On their leak site, the group has posted industry-wise segmentation of its victims as shown below:

BianLian and tactics to evade detection

“BianLian is GoLang-based ransomware that continues to breach several industries and demand large ransom amounts,” said a Cyble report on the ransomware gang.

“The threat actor also use the double extortion method by stealing an affected organization’s files and leaking them online if the ransom is not paid on time.”

BianLian attacks its victims by gaining access through vulnerabilities and moving laterally across networks. They leave a ransom note without stating the ransom amount on it and instead make posts on their TOR site.

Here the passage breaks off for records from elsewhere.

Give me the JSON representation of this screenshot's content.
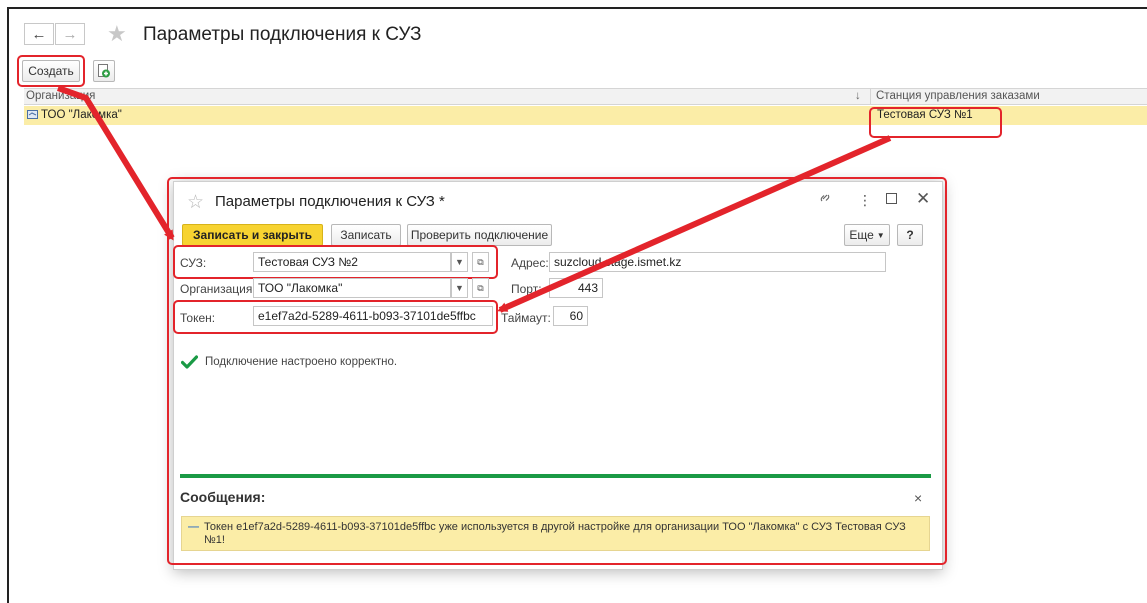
{
  "window": {
    "title": "Параметры подключения к СУЗ",
    "create_label": "Создать"
  },
  "list": {
    "col_org": "Организация",
    "col_station": "Станция управления заказами",
    "sort_arrow": "↓",
    "rows": [
      {
        "org": "ТОО \"Лакомка\"",
        "station": "Тестовая СУЗ №1"
      }
    ]
  },
  "dialog": {
    "title": "Параметры подключения к СУЗ *",
    "btn_save_close": "Записать и закрыть",
    "btn_save": "Записать",
    "btn_check": "Проверить подключение",
    "btn_more": "Еще",
    "btn_help": "?",
    "fields": {
      "suz_label": "СУЗ:",
      "suz_value": "Тестовая СУЗ №2",
      "address_label": "Адрес:",
      "address_value": "suzcloud.stage.ismet.kz",
      "org_label": "Организация:",
      "org_value": "ТОО \"Лакомка\"",
      "port_label": "Порт:",
      "port_value": "443",
      "token_label": "Токен:",
      "token_value": "e1ef7a2d-5289-4611-b093-37101de5ffbc",
      "timeout_label": "Таймаут:",
      "timeout_value": "60"
    },
    "status_text": "Подключение настроено корректно.",
    "messages_title": "Сообщения:",
    "message_text": "Токен e1ef7a2d-5289-4611-b093-37101de5ffbc уже используется в другой настройке для организации ТОО \"Лакомка\" с СУЗ Тестовая СУЗ №1!"
  },
  "colors": {
    "accent_yellow": "#f7d331",
    "selected_row": "#fbeda7",
    "annotation_red": "#e3242b",
    "success_green": "#1a9a45"
  }
}
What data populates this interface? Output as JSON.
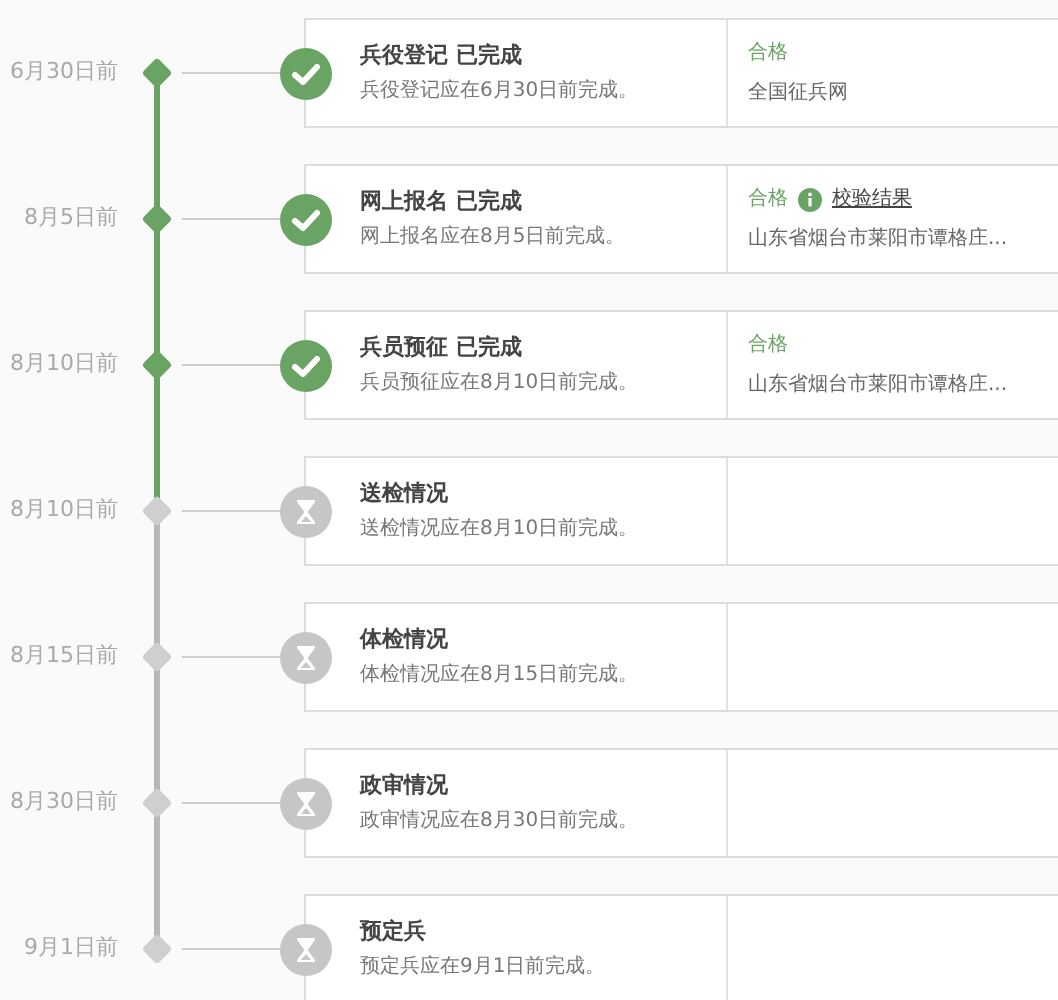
{
  "steps": [
    {
      "date": "6月30日前",
      "title": "兵役登记",
      "status": "已完成",
      "description": "兵役登记应在6月30日前完成。",
      "done": true,
      "result": {
        "label": "合格",
        "detail": "全国征兵网"
      }
    },
    {
      "date": "8月5日前",
      "title": "网上报名",
      "status": "已完成",
      "description": "网上报名应在8月5日前完成。",
      "done": true,
      "result": {
        "label": "合格",
        "link": "校验结果",
        "detail": "山东省烟台市莱阳市谭格庄..."
      }
    },
    {
      "date": "8月10日前",
      "title": "兵员预征",
      "status": "已完成",
      "description": "兵员预征应在8月10日前完成。",
      "done": true,
      "result": {
        "label": "合格",
        "detail": "山东省烟台市莱阳市谭格庄..."
      }
    },
    {
      "date": "8月10日前",
      "title": "送检情况",
      "description": "送检情况应在8月10日前完成。",
      "done": false
    },
    {
      "date": "8月15日前",
      "title": "体检情况",
      "description": "体检情况应在8月15日前完成。",
      "done": false
    },
    {
      "date": "8月30日前",
      "title": "政审情况",
      "description": "政审情况应在8月30日前完成。",
      "done": false
    },
    {
      "date": "9月1日前",
      "title": "预定兵",
      "description": "预定兵应在9月1日前完成。",
      "done": false
    }
  ]
}
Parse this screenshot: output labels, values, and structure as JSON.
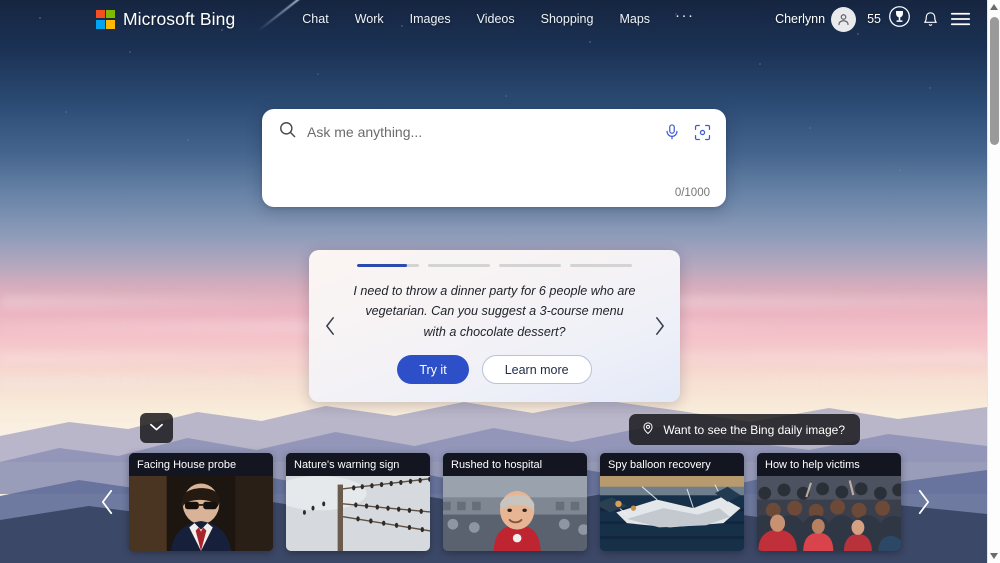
{
  "header": {
    "brand": {
      "name": "Microsoft Bing",
      "logo_icon": "microsoft-logo-icon",
      "colors": {
        "red": "#f25022",
        "green": "#7fba00",
        "blue": "#00a4ef",
        "yellow": "#ffb900"
      }
    },
    "nav": [
      {
        "label": "Chat"
      },
      {
        "label": "Work"
      },
      {
        "label": "Images"
      },
      {
        "label": "Videos"
      },
      {
        "label": "Shopping"
      },
      {
        "label": "Maps"
      }
    ],
    "more_label": "···",
    "user": {
      "name": "Cherlynn",
      "avatar_icon": "person-avatar-icon"
    },
    "rewards": {
      "count": "55",
      "icon": "rewards-trophy-icon"
    },
    "notifications_icon": "bell-icon",
    "menu_icon": "hamburger-menu-icon"
  },
  "search": {
    "placeholder": "Ask me anything...",
    "value": "",
    "counter": "0/1000",
    "search_icon": "search-icon",
    "mic_icon": "microphone-icon",
    "visual_icon": "visual-search-camera-icon"
  },
  "suggestion": {
    "text": "I need to throw a dinner party for 6 people who are vegetarian. Can you suggest a 3-course menu with a chocolate dessert?",
    "try_label": "Try it",
    "learn_label": "Learn more",
    "prev_icon": "chevron-left-icon",
    "next_icon": "chevron-right-icon",
    "progress": {
      "total": 4,
      "active_index": 0,
      "active_fill_percent": 80,
      "active_color": "#2b4ab0"
    }
  },
  "daily_image_pill": {
    "label": "Want to see the Bing daily image?",
    "icon": "location-pin-icon"
  },
  "expand_button": {
    "icon": "chevron-down-icon"
  },
  "news": {
    "prev_icon": "chevron-left-icon",
    "next_icon": "chevron-right-icon",
    "cards": [
      {
        "title": "Facing House probe",
        "thumb": "man-in-suit-glasses-hearing"
      },
      {
        "title": "Nature's warning sign",
        "thumb": "birds-on-power-lines"
      },
      {
        "title": "Rushed to hospital",
        "thumb": "man-red-shirt-stadium"
      },
      {
        "title": "Spy balloon recovery",
        "thumb": "balloon-debris-at-sea"
      },
      {
        "title": "How to help victims",
        "thumb": "crowd-of-people"
      }
    ]
  },
  "scrollbar": {
    "up_icon": "scroll-up-arrow-icon",
    "down_icon": "scroll-down-arrow-icon",
    "thumb": "scrollbar-thumb"
  }
}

This group is known to be financially motivated and uses its own Golang encryptors, encryption backdoors, and C2 software. This is to evade detection and escape being found in the endpoint detection and response (EDR) protection while the encryption process is carried out.

BianLian has constantly managed to evolve and evade detection when the network is mapped by employing living-off-the-land (LotL) tactics. Their attack vector comprises gaining initial access, execution, maintaining persistence, evading defense, moving laterally, and encrypting the data.

Researchers advise following an aggressive patching approach in mitigating the impact of BianLian ransomware attacks.

Besides securing backups to not impact business, putting in place a well-practiced incident response plan is also recommended by researchers.